In breve, la critica oggettiva si trasformò (sia nel percepito che parzialmente nella pratica) e venne ridimensionata in mera opinione e il ruolo del giornalista non fu quello di valutare la qualità di una collezione ma di spiegarla, delegando al pubblico il compito di decretarne il successo o meno. Anche il pubblico divenne più sensibile al marketing diretto che alla stampa: se l’opinione che i giornalisti hanno di certi designer influenzasse le vendite, molti brand sarebbero morti e sepolti da anni. In un’intervista ad Highsnobiety, Hanan Besovic, ovvero @ideservecouture, ha detto: «Quando si criticano gli oggetti, c'è molto di più da prendere in considerazione. Prima si trattava solo di vestiti; ora critichiamo l'intera azienda e le decisioni che prende». Una frase che spiega anche un altro lato del dilemma che i critici di moda affrontano oggi: l’ipersensibilità dei brand a giudizi e opinioni anche indiretti. Oggi i PR di un brand non hanno la minima soggezione a chiamare in redazione perché il loro brand è stato menzionato collateralmente in un articolo che riguarda altro; a lamentarsi per un aggettivo non ostentatamente positivo, a una similitudine o a una remota associazione e in sostanza a intromettersi in ogni modo nell’attività editoriale di una pubblicazione. Se prima ci si arrabbiava, oggi si vuole intervenire.

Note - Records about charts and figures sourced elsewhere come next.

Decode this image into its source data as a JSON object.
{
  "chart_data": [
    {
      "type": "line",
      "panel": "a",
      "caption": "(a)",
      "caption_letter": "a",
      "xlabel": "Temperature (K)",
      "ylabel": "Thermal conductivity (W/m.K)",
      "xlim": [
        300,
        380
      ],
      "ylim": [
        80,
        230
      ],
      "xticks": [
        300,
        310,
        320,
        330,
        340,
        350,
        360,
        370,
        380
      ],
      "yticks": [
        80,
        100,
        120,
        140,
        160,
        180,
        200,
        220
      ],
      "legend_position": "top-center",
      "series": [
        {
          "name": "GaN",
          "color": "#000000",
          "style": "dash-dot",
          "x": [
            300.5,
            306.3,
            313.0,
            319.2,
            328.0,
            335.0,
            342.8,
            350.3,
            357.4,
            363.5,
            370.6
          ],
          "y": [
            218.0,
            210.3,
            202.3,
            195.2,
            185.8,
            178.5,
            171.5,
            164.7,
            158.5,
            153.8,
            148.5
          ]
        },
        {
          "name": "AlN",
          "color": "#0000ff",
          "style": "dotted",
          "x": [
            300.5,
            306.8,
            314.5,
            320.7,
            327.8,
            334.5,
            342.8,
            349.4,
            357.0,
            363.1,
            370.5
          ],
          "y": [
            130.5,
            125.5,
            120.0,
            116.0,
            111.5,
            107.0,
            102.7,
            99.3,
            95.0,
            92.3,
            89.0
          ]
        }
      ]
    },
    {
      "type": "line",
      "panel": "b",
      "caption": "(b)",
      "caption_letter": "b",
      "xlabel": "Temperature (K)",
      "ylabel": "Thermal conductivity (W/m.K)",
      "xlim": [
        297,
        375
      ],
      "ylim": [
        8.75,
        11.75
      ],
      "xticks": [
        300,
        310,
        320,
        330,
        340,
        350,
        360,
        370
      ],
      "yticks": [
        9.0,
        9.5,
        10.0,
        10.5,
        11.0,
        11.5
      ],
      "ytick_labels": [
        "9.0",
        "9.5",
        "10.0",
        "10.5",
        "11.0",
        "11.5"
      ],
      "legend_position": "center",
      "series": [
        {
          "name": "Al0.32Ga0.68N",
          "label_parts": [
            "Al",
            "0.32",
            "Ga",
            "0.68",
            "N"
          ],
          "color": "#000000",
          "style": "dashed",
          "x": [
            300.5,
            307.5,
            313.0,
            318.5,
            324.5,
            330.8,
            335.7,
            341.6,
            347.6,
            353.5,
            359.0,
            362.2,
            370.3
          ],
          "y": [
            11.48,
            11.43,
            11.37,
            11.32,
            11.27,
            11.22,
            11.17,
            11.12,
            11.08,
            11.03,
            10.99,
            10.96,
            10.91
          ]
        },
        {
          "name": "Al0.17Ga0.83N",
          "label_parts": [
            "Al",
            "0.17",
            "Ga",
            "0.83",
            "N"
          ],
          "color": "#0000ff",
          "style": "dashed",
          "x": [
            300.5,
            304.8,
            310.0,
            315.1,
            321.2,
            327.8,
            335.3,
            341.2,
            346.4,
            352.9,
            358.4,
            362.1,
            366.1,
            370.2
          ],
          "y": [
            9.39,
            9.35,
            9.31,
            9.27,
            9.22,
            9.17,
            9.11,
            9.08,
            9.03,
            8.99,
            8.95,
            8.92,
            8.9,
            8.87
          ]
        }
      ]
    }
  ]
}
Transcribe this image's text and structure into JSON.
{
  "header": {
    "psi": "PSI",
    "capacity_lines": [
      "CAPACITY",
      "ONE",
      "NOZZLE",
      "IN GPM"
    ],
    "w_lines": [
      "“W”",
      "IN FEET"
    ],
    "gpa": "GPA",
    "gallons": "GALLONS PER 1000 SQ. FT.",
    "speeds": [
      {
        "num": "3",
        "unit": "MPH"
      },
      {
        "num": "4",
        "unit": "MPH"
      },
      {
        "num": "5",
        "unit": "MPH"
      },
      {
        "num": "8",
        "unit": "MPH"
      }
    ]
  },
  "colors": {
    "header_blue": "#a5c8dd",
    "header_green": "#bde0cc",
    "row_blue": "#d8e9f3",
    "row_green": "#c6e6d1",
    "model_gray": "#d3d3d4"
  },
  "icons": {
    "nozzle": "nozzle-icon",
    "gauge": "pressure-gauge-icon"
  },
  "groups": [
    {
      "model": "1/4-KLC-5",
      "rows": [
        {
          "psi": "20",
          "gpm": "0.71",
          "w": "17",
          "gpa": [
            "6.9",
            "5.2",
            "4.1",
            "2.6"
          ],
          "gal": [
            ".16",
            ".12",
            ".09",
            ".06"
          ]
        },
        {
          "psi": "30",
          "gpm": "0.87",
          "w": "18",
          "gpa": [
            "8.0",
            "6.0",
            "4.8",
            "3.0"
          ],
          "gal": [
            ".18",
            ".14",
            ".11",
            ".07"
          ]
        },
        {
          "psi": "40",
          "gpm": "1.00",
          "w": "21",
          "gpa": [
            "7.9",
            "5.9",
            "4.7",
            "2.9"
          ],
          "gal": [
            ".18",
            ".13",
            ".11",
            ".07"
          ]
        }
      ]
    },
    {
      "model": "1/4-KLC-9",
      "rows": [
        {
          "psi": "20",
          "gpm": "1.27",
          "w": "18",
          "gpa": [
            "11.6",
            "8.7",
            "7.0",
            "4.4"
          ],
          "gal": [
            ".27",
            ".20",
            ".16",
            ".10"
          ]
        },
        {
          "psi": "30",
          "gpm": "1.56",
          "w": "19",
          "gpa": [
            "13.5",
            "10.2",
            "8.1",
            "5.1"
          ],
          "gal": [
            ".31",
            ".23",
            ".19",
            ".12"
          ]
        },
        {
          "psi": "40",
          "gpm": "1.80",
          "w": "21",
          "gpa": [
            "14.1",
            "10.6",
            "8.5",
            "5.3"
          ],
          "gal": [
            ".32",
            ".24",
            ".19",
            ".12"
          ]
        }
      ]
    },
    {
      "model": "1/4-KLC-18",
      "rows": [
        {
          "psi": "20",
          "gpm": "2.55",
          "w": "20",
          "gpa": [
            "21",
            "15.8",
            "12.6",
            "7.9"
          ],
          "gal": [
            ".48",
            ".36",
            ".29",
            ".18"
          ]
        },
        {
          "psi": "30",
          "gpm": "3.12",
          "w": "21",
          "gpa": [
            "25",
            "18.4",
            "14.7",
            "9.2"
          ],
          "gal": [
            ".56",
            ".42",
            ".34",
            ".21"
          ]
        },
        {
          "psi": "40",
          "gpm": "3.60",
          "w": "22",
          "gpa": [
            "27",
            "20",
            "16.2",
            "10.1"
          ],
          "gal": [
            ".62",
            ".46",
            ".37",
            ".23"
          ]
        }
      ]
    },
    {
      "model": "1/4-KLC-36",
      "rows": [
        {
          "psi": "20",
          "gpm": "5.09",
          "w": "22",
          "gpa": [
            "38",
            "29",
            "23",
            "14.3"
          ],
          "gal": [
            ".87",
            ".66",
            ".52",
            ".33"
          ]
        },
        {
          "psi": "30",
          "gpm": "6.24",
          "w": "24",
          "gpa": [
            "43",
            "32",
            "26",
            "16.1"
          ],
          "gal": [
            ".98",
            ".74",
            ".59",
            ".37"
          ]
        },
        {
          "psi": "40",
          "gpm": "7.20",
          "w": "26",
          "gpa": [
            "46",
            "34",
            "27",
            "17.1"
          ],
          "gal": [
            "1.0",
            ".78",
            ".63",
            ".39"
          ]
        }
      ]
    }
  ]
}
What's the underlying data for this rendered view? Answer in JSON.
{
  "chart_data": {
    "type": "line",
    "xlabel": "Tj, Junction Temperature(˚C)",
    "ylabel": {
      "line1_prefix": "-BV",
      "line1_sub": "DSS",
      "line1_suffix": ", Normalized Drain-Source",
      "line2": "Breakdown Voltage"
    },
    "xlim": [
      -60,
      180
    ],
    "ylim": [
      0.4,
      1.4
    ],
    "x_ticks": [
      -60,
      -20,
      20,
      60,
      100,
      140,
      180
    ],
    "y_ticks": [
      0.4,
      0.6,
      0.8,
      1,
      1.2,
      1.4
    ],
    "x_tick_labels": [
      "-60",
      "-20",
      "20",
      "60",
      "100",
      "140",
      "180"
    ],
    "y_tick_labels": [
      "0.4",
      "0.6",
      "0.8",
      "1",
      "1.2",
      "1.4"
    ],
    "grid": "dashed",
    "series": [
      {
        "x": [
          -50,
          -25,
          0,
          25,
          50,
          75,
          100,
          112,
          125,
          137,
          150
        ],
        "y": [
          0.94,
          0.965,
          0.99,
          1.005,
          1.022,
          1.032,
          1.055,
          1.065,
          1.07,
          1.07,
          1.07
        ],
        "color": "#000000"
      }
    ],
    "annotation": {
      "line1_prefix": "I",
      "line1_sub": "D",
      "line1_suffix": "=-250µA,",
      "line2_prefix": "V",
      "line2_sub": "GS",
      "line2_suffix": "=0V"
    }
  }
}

Non è tanto la libertà di opinione o di stampa a non essere riconosciuta, ma la condizione di vassallaggio dei media a essere ribadita: il media è uno strumento, un canale - non deve pretendere autonomia, specialmente se può danneggiare il business. Ovviamente i brand non possono avere l'intera stampa in busta paga, ergo voci contrarie si leveranno ugualmente. Nemmeno il pubblico di Internet aiuta, dato il suo rigetto di qualunque opinione imposta dall'alto e la sua faziosità. Il modello di pensiero pluralistico e relativistico che abbiamo adottato come società, inoltre, punisce i netti schieramenti di opinione e i punti di vista singolare: se il critico non apprezza è perché ha un problema, ci sono tante persone che apprezzano e la loro opinione plurima invalida quella singola. Un tipo di argomentazione che potremmo chiamare il «Però vende» come a dire che l'estetica sia subordinata alla legge del mercato - anche se seguendo questa logica anche Shein vende dunque non lo si potrebbe criticare. Ciò che in logica formale viene definito “argumentum ad hominem” proprio come nel caso di Elias Medini in cui in sostanza è stato detto che se critica il lavoro di una donna, è un misogino. Molti dei problemi incontrati da un moderno critico di moda derivano dunque da una combinazione di tre fattori: il potere commerciale dei brand sulla stampa, la marginalità del lavoro di critica stesso e, infine, la perduta autorità dei critici nell’era della post-verità che devono affrontare un pubblico sempre più fazioso. La soluzione non esiste, l’unica cosa da fare è provare con tutte le forze di essere veritieri e oggettivi. E sperare che in redazione non arrivino telefonate.